Transocean, the world’s largest off-shore oil rig company, owned the Deep Water Horizon rig that exploded in the Gulf of Mexico in April of 2010. Astonishingly, the company awarded its managers healthy bonuses. Even more astonishing, safety was a major component. Even without intending to, the compensation sets up managers in a conflict of interest—their compensation motivating them to keep up the good work rather than to correct for what went wrong in the management of the Horizon rig. In other words, the bonuses give all the wrong incentives, and there has been no principled leadership to point in the other direction.
The Wall Street Journal reports that the company’s management reckons 2010 as its “best year in safety performance” in spite of the accident. In a filing on executive pay, the management of Transocean reported, "Notwithstanding the tragic loss of life in the Gulf of Mexico, we achieved an exemplary statistical safety record." Based on the total rate of incidents and their severity, "we recorded the best year in safety performance in our company's history." That must be quite a history if almost trashing the Gulf of Mexico is considered a good year.
According to the journal, “Transocean uses two safety criteria to calculate executive bonuses: the rate of incidents per 200,000 hours that employees work, and the potential severity of those incidents. In 2010, the rate of incidents dropped by 4% from 2009.” Even so, the potential severity of the exploded rig in the Gulf must have been off the charts. This tiny caveat laid aside, the journal reports that “Transocean's executives received two-thirds of their target safety bonus. Safety accounts for 25% of the equation that determines the yearly cash bonuses, along with financial factors including new rig contracts.” Flush with most of their bonuses, the executives could afford to be sympathetic with the families of the eleven people, nine of whom had worked for Transocean, who died in the explosion.
According to the journal, a spokesman for Transocean said, "The statements of fact in the proxy speak for themselves, but they do not and can not adequately convey the extent to which everyone at Transocean is keeping the families of the men who lost their lives at Macondo in their thoughts and prayers as we approach the first anniversary of the incident." Lest the public be taken in by this PR, it is important to observe that normative sentiments like sympathy do not compute in a business calculus, whereas bonuses do. To the managers themselves, we can be sure that the bonuses did not go unnoticed.
On an individual level, which do you suppose is closer to the manager at Transocean: his bonus or the families of the victims? Which could be expected to motivate him more? The bonuses act, in effect, at odds with the motivation society would naturally expect in the wake of such a major disaster. Rather than giving managers a reminder that perhaps they should not have been so subject to the BP managers who had sought to cut corners, the bonuses say, “keep up the good work!” In other words, it enables the displacement of responsibility that was on display when executives from Transocean, BP, and Halliburton testified before Congress after the explosion. Each of the managers blamed those at the other companies. According to the journal, “Transocean has largely blamed BP, saying that as the operator, BP had final responsibility for all decisions on the rig. BP, in turn, has said its contractors, including Transocean, made critical errors.” Such a childish mentality is unworthy of adults running big companies, especially if the latter are capable of destroying a major portion of the planet. With much power comes great responsibility (rather than childishness).

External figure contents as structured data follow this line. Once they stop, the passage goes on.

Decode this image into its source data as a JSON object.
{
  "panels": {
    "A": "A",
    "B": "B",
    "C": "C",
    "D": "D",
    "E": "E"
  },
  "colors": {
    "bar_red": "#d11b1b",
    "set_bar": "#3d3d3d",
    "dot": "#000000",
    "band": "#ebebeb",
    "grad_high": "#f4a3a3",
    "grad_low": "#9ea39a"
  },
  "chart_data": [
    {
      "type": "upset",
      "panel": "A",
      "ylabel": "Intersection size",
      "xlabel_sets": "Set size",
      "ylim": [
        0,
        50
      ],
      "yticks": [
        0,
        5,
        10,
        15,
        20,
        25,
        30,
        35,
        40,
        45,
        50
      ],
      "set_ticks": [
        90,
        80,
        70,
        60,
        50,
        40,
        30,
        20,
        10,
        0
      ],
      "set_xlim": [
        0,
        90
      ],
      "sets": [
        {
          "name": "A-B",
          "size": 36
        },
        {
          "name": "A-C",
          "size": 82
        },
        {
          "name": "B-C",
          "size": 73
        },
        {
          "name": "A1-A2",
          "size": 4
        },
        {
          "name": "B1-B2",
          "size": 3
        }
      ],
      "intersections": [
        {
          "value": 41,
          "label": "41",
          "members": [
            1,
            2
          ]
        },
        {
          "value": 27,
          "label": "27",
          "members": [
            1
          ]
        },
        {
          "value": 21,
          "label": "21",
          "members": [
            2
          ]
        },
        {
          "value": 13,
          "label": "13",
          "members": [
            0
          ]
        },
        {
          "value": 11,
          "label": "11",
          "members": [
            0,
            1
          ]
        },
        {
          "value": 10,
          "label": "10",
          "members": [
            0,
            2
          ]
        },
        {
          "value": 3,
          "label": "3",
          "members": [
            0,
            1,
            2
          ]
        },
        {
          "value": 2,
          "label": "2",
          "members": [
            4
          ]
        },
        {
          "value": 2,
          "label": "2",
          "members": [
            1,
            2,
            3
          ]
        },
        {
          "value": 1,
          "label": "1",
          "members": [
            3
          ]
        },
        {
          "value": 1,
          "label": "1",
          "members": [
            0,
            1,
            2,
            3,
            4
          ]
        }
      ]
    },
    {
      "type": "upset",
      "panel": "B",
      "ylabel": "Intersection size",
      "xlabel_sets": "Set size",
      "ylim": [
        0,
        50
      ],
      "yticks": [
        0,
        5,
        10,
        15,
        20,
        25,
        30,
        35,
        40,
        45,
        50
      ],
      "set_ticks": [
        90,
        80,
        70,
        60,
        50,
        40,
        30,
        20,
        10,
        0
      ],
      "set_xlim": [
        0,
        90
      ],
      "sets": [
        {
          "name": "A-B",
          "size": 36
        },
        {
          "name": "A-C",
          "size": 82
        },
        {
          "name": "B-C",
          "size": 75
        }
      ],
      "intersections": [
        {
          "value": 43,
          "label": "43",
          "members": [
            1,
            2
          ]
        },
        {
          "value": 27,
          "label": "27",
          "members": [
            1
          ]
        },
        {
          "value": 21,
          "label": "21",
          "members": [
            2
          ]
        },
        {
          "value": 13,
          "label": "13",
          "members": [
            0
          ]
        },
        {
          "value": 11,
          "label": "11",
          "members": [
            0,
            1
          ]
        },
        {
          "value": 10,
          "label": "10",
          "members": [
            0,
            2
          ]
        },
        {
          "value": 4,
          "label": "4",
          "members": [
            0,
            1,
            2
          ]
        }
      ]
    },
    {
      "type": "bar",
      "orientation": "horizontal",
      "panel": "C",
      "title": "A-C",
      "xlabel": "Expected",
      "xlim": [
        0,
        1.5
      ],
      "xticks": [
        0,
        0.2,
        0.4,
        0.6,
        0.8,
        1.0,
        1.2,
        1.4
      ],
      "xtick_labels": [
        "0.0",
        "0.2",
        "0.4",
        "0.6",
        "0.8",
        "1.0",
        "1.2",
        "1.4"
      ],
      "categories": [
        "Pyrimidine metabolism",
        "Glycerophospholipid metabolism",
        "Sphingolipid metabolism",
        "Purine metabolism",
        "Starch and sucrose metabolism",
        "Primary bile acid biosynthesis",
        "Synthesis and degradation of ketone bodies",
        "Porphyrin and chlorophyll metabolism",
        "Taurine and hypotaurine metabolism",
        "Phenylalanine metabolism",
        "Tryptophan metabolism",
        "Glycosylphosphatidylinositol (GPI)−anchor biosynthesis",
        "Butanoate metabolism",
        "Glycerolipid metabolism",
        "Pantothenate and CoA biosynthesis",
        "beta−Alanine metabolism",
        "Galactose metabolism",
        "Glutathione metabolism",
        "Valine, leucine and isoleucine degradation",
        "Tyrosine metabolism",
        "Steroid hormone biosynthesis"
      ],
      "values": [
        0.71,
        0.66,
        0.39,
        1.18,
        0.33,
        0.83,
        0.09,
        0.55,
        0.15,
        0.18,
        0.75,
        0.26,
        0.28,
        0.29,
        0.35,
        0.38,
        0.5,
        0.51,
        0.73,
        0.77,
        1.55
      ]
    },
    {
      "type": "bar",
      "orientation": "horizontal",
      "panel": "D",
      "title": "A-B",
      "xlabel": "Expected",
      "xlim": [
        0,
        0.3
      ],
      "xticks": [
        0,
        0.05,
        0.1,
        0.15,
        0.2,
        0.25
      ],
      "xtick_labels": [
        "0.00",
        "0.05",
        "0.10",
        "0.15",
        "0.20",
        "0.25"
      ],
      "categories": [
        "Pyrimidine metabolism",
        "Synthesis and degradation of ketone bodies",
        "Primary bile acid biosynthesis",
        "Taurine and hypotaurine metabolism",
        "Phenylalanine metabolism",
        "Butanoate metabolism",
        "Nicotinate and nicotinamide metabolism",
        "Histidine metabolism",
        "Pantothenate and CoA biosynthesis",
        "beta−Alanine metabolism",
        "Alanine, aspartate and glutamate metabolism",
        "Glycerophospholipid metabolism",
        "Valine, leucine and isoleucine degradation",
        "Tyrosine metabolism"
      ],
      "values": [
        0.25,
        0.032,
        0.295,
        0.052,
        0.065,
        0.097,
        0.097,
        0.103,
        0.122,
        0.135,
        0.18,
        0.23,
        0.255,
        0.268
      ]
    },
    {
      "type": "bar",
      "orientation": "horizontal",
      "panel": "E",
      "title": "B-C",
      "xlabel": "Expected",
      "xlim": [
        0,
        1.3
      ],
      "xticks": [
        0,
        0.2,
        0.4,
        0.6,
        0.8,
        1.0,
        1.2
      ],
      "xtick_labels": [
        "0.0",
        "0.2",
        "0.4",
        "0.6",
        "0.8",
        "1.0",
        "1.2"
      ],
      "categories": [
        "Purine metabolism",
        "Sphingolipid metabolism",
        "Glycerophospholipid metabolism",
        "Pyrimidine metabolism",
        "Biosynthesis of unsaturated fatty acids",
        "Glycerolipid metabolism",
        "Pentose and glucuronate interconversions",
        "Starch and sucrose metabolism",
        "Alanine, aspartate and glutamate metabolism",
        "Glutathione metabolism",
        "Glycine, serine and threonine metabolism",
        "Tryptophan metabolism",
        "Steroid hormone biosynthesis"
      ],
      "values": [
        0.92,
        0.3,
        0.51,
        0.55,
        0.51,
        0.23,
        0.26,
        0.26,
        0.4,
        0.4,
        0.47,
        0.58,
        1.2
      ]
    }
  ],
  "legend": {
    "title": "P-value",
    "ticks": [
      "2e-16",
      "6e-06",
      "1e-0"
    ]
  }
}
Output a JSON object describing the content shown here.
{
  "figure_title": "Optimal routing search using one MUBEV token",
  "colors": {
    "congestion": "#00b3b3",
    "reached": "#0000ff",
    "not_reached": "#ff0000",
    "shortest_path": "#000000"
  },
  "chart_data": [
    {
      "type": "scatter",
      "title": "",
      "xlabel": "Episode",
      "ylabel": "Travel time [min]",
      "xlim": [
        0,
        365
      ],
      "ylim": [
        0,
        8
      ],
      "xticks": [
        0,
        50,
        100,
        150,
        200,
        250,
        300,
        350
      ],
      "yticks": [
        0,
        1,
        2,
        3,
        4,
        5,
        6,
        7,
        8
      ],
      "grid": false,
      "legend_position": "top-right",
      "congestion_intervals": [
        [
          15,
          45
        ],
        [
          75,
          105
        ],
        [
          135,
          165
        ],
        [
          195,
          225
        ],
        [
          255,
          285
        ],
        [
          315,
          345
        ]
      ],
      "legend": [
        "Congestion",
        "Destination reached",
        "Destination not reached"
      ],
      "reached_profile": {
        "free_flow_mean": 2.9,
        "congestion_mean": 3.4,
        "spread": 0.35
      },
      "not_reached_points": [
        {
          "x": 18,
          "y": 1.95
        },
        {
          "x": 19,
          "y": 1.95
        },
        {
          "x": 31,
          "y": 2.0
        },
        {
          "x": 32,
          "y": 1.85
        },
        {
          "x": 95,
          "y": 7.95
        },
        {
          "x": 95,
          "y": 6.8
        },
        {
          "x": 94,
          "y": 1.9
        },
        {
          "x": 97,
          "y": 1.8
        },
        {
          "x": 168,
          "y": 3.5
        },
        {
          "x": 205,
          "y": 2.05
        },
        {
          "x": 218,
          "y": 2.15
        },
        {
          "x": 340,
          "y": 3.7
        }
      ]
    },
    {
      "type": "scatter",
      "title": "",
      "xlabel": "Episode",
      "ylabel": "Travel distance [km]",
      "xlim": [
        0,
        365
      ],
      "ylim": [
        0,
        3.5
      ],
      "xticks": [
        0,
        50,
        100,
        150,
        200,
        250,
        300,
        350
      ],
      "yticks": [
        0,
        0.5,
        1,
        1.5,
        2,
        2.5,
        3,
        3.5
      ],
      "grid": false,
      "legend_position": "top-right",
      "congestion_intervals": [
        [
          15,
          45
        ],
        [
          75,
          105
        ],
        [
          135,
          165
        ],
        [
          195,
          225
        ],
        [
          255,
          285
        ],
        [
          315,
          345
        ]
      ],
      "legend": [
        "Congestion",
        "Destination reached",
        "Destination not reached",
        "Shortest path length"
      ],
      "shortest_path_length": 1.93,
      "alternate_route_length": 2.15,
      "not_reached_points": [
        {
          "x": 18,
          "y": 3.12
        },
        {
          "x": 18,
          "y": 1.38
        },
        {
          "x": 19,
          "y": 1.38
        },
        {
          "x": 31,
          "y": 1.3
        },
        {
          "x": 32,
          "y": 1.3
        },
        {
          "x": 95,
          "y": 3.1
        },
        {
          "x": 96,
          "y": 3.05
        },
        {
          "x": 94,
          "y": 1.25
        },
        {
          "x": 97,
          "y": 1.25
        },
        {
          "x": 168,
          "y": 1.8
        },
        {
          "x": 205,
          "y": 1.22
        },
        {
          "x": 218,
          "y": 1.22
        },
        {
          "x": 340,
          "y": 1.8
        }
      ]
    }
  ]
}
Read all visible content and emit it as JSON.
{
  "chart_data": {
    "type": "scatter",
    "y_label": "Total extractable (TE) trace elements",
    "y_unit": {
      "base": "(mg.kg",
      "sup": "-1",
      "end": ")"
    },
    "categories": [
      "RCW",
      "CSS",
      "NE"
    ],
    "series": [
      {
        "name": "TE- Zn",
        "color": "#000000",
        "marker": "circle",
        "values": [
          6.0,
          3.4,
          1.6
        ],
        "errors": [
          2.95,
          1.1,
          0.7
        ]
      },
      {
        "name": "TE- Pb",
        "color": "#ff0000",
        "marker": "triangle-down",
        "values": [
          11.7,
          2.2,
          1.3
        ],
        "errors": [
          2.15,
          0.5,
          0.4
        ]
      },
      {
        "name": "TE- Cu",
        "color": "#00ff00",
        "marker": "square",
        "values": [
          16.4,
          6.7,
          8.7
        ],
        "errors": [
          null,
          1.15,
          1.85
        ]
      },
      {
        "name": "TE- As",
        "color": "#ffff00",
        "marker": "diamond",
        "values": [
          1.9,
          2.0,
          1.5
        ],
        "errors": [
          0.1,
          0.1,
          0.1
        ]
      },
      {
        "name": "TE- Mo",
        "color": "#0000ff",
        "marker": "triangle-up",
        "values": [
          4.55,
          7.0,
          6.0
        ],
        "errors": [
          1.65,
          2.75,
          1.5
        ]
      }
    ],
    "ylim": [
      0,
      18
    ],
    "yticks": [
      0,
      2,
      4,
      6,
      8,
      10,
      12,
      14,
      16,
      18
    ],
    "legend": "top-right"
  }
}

Lest merely owning the rig absolves Transocean managers from their role and responsibilities, we might want to look at the message that the bonuses send to the managers. That message confirms the “blame the other guy” mentality and says, in effect, “you need not spend much time and energy on correcting for anything that went wrong on our part at the Horizon because it was a good year.” In other words, “you must have been doing something right.”
The idiosyncratic manager who has a hunch that the corporate culture or the company’s safety procedures are fundamentally flawed would have to ignore the message in his bonus, which, by the way, undoubtedly becomes the default “cultural understanding” in the corporate culture of the company. To act on his hunch, the manager would have to be quite principled. Not a stranger to principled people, his action would involve running up against a resistant culture whose groupthink and childish “blame the other guy” proclivity had just been reinforced financially. In other words, we should not expect much self-criticism and correction from inside Transocean.
Accordingly, we should resist the temptation that comes with higher gas prices to have our government’s regulators look the other way in keeping after deep water rigs. People who advocate deregulation even in the wake of the rig explosion in the Gulf of Mexico, which came less than two years after the “too big to fail” financial crisis of 2008 (big bonuses ensued there too), might do well to consider the signals that Transocean’s board gave its managers following the company’s best year on safety performance. That is one show the rest of us should skip, or at least leave after the first act. In fact, rather than relying on companies or industries to police themselves, we might want to reckon them as actors keeping to a certain carefully crafted script.